Sur les demandes accessoires
Monsieur [S] [E], qui perd le procès, sera condamné aux dépens en application de l’article 696 du code de procédure civile, comprenant notamment le coût du commandement de payer.
Il serait inéquitable de laisser à la charge de Monsieur [Z] [D] exposés dans la présente instance et non compris dans les dépens. La somme de 900 euros lui sera donc allouée au titre de l’article 700 du code de procédure civile.
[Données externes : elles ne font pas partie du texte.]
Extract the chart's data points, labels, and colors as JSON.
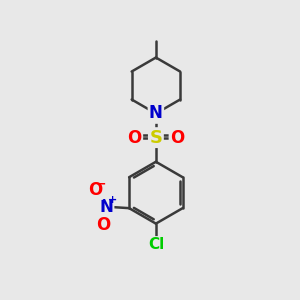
{
  "background_color": "#e8e8e8",
  "bond_color": "#3a3a3a",
  "bond_width": 1.8,
  "atom_colors": {
    "N": "#0000cc",
    "S": "#cccc00",
    "O": "#ff0000",
    "Cl": "#00cc00",
    "C": "#3a3a3a"
  },
  "atom_fontsizes": {
    "N": 12,
    "S": 12,
    "O": 11,
    "Cl": 11
  }
}
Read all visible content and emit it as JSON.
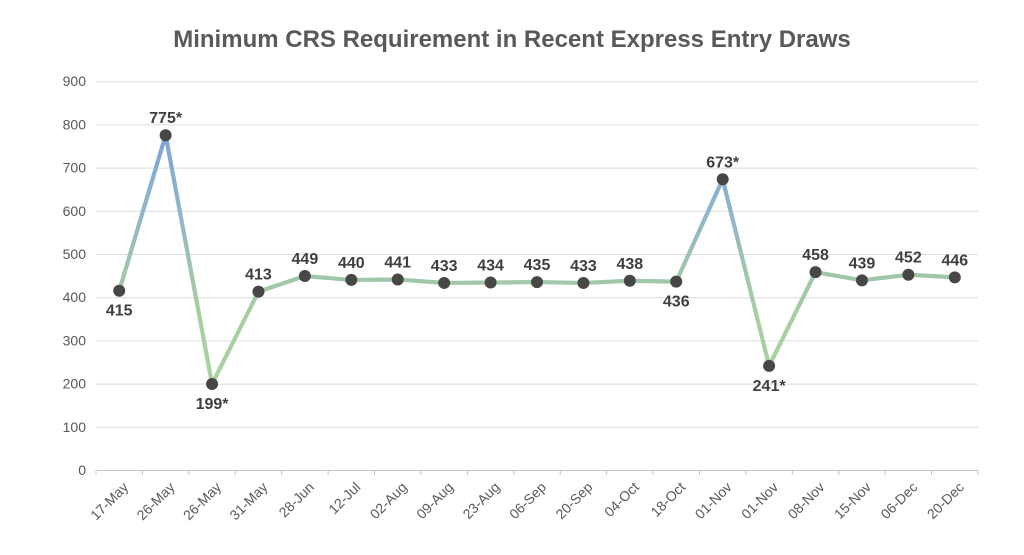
{
  "chart_data": {
    "type": "line",
    "title": "Minimum CRS Requirement in Recent Express Entry Draws",
    "categories": [
      "17-May",
      "26-May",
      "26-May",
      "31-May",
      "28-Jun",
      "12-Jul",
      "02-Aug",
      "09-Aug",
      "23-Aug",
      "06-Sep",
      "20-Sep",
      "04-Oct",
      "18-Oct",
      "01-Nov",
      "01-Nov",
      "08-Nov",
      "15-Nov",
      "06-Dec",
      "20-Dec"
    ],
    "series": [
      {
        "name": "Minimum CRS",
        "values": [
          415,
          775,
          199,
          413,
          449,
          440,
          441,
          433,
          434,
          435,
          433,
          438,
          436,
          673,
          241,
          458,
          439,
          452,
          446
        ],
        "point_labels": [
          "415",
          "775*",
          "199*",
          "413",
          "449",
          "440",
          "441",
          "433",
          "434",
          "435",
          "433",
          "438",
          "436",
          "673*",
          "241*",
          "458",
          "439",
          "452",
          "446"
        ],
        "label_positions": [
          "below",
          "above",
          "below",
          "above",
          "above",
          "above",
          "above",
          "above",
          "above",
          "above",
          "above",
          "above",
          "below",
          "above",
          "below",
          "above",
          "above",
          "above",
          "above"
        ]
      }
    ],
    "ylim": [
      0,
      900
    ],
    "yticks": [
      0,
      100,
      200,
      300,
      400,
      500,
      600,
      700,
      800,
      900
    ],
    "grid": true,
    "legend_position": "none",
    "xlabel": "",
    "ylabel": "",
    "colors": {
      "title": "#595959",
      "axis_label": "#595959",
      "data_label": "#3f3f3f",
      "gridline": "#dcdcdc",
      "axis_line": "#c3c3c3",
      "marker": "#474747",
      "line_gradient": [
        {
          "offset": 0,
          "color": "#7ca2d8"
        },
        {
          "offset": 0.3,
          "color": "#8eb4cc"
        },
        {
          "offset": 0.55,
          "color": "#a0c6ab"
        },
        {
          "offset": 0.72,
          "color": "#a8cea1"
        },
        {
          "offset": 1,
          "color": "#aad1a3"
        }
      ]
    }
  }
}
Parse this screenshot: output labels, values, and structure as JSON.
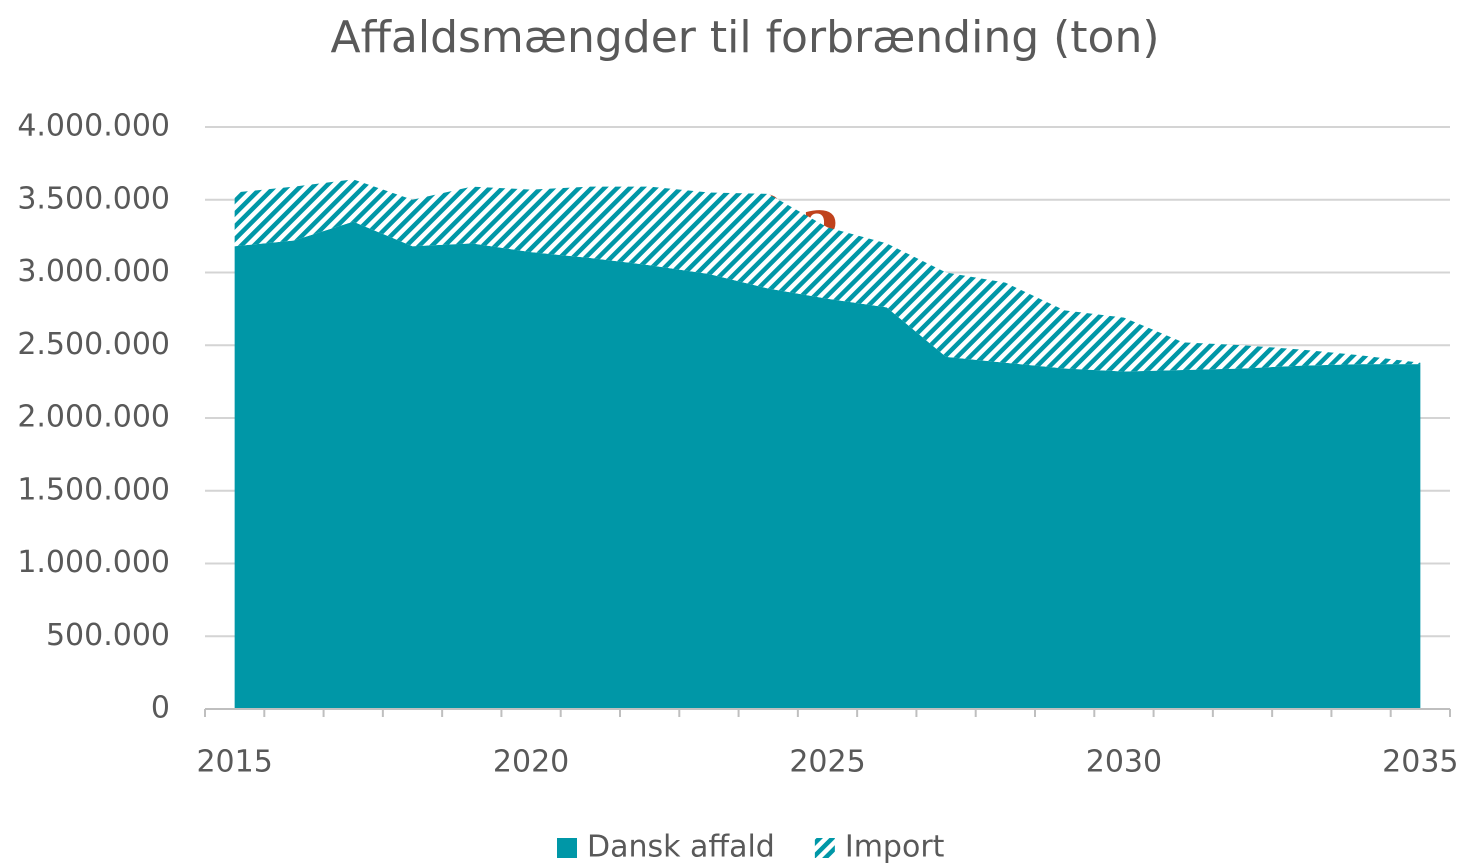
{
  "chart_data": {
    "type": "stacked_area",
    "title": "Affaldsmængder til forbrænding (ton)",
    "x": [
      2015,
      2016,
      2017,
      2018,
      2019,
      2020,
      2021,
      2022,
      2023,
      2024,
      2025,
      2026,
      2027,
      2028,
      2029,
      2030,
      2031,
      2032,
      2033,
      2034,
      2035
    ],
    "series": [
      {
        "name": "Dansk affald",
        "color": "#0097a7",
        "fill": "solid",
        "values": [
          3180000,
          3220000,
          3350000,
          3180000,
          3200000,
          3140000,
          3100000,
          3050000,
          2990000,
          2890000,
          2820000,
          2760000,
          2420000,
          2380000,
          2340000,
          2320000,
          2330000,
          2340000,
          2360000,
          2370000,
          2370000
        ]
      },
      {
        "name": "Import",
        "color": "#0097a7",
        "fill": "hatch",
        "values": [
          370000,
          370000,
          290000,
          320000,
          390000,
          430000,
          490000,
          540000,
          560000,
          650000,
          490000,
          440000,
          580000,
          550000,
          400000,
          370000,
          190000,
          160000,
          110000,
          60000,
          10000
        ]
      }
    ],
    "xlim": [
      2014.5,
      2035.5
    ],
    "xticks": [
      2015,
      2020,
      2025,
      2030,
      2035
    ],
    "ylim": [
      0,
      4000000
    ],
    "yticks": [
      0,
      {
        "value": 500000,
        "label": "500.000"
      },
      {
        "value": 1000000,
        "label": "1.000.000"
      },
      {
        "value": 1500000,
        "label": "1.500.000"
      },
      {
        "value": 2000000,
        "label": "2.000.000"
      },
      {
        "value": 2500000,
        "label": "2.500.000"
      },
      {
        "value": 3000000,
        "label": "3.000.000"
      },
      {
        "value": 3500000,
        "label": "3.500.000"
      },
      {
        "value": 4000000,
        "label": "4.000.000"
      }
    ],
    "grid": true,
    "legend": "bottom",
    "annotation": "?"
  }
}
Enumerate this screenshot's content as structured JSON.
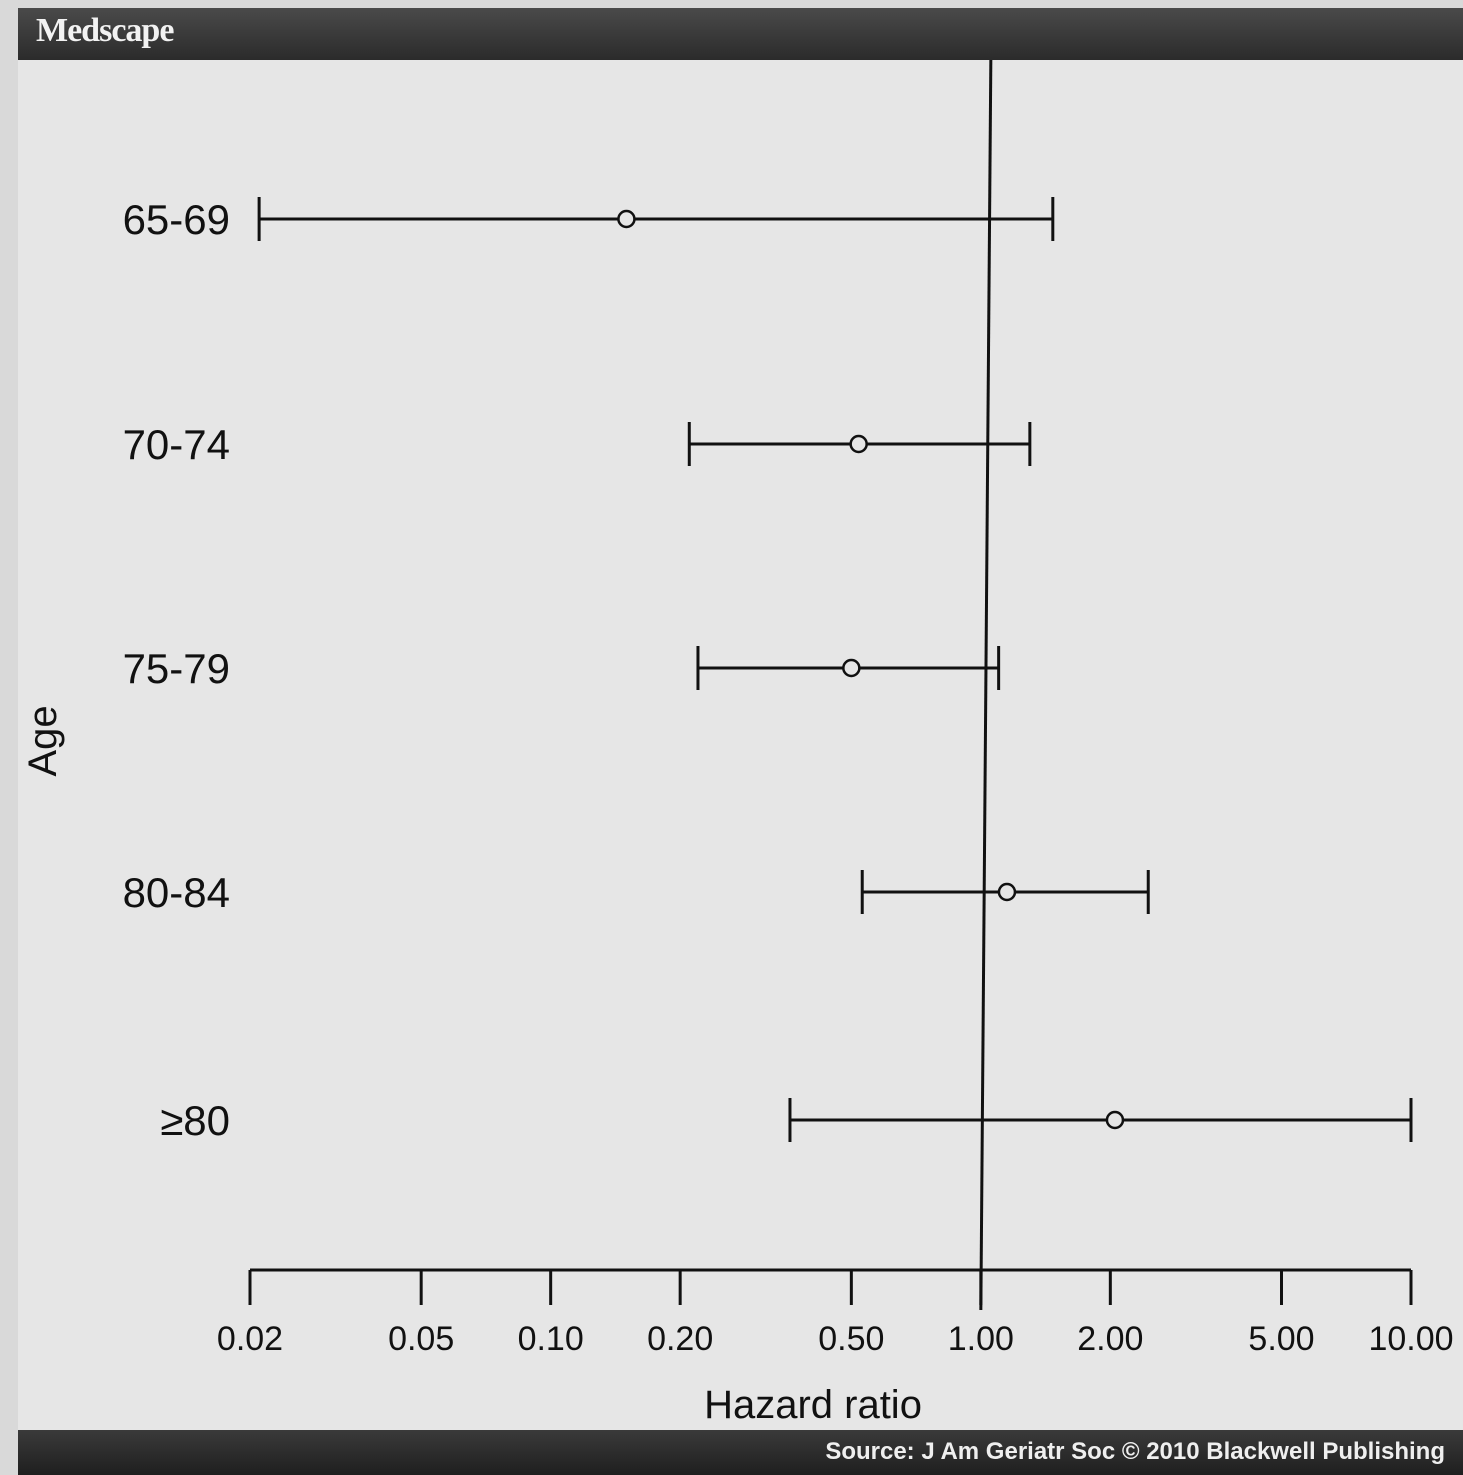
{
  "header": {
    "brand": "Medscape"
  },
  "footer": {
    "source": "Source: J Am Geriatr Soc © 2010 Blackwell Publishing"
  },
  "chart_data": {
    "type": "forest",
    "xlabel": "Hazard ratio",
    "ylabel": "Age",
    "x_scale": "log",
    "xlim": [
      0.02,
      10.0
    ],
    "reference_line": 1.0,
    "x_ticks": [
      0.02,
      0.05,
      0.1,
      0.2,
      0.5,
      1.0,
      2.0,
      5.0,
      10.0
    ],
    "x_tick_labels": [
      "0.02",
      "0.05",
      "0.10",
      "0.20",
      "0.50",
      "1.00",
      "2.00",
      "5.00",
      "10.00"
    ],
    "categories": [
      "65-69",
      "70-74",
      "75-79",
      "80-84",
      "≥80"
    ],
    "estimates": [
      0.15,
      0.52,
      0.5,
      1.15,
      2.05
    ],
    "lower": [
      0.021,
      0.21,
      0.22,
      0.53,
      0.36
    ],
    "upper": [
      1.47,
      1.3,
      1.1,
      2.45,
      10.0
    ],
    "grid": false
  }
}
La présente décision est exécutoire à titre provisoire, conformément à l’article 514 du code de procédure civile.
PAR CES MOTIFS
Le juge des contentieux de la protection statuant publiquement, après débats en audience publique, par jugement mis à disposition au greffe réputé contradictoire et en premier ressort,
DÉCLARE l’action en résiliation de bail et expulsion recevable,
CONSTATE que les conditions d’acquisition de la clause résolutoire figurant au bail conclu le 18 novembre 2022 entre Monsieur [Z] [D] et Monsieur [S] [E] concernant l’appartement à usage d’habitation situé [Adresse 1] à [Localité 4] sont réunies à la date du 16 janvier 2024,
ORDONNE en conséquence à Monsieur [S] [E] de libérer les lieux et de restituer les clés dans le délai de quinze jours à compter de la signification du présent jugement,
DIT qu’à défaut pour Monsieur [S] [E] d’avoir volontairement libéré les lieux et restitué les clés dans ce délai, Monsieur [Z] [D] pourra, deux mois après la signification d’un commandement de quitter les lieux, faire procéder à son expulsion ainsi qu’à celle de tous occupants de son chef, conformément à l’article L.412-1 du code des procédures civiles d’exécution, y compris le cas échéant avec le concours d’un serrurier et de la force publique,
DIT n’y avoir lieu à ordonner l’enlèvement, le transport et la séquestration des meubles éventuellement laissés sur place et rappelle que le sort du mobilier garnissant le logement est prévu par les articles L.433-1 et suivants du code des procédures civiles d’exécution,
CONDAMNE Monsieur [S] [E] à verser à Monsieur [Z] [D] la somme de 8 266 euros (décompte arrêté au 10 juin 2024 incluant la mensualité de juin 2024) correspondant à l’arriéré de loyers, charges et indemnités d’occupation impayés à cette date avec intérêts au taux légal sur la somme de 5 546 euros à compter du 19 mars 2024,
RAPPELLE que les paiements intervenus postérieurement au décompte viennent s’imputer sur les sommes dues conformément à l’article 1342-10 du code civil et viennent ainsi en déduction des condamnations ci-dessus prononcées,
CONDAMNE Monsieur [S] [E] à verser à Monsieur [Z] [D] une indemnité mensuelle d’occupation d’un montant équivalent à celui du loyer et des charges, tel qu’il aurait été si le contrat s’était poursuivi, à compter de l’échéance de juillet 2024 et jusqu’à la date de la libération effective et définitive des lieux (volontaire ou en suite de l’expulsion),
CONDAMNE Monsieur [S] [E] à verser à Monsieur [Z] [D] une somme de 900 euros au titre de l’article 700 du code de procédure civile,
DÉBOUTE Monsieur [Z] [D] de ses autres demandes,
CONDAMNE Monsieur [S] [E] aux dépens comme visé dans la motivation,
RAPPELLE que la présente décision est assortie de l’exécution provisoire.
Ainsi jugé et prononcé par mise à disposition les jour, mois et an susdits par le Juge des contentieux de la protection et la Greffière susnommés.
La Greffière, Le Juge des contentieux de la protection.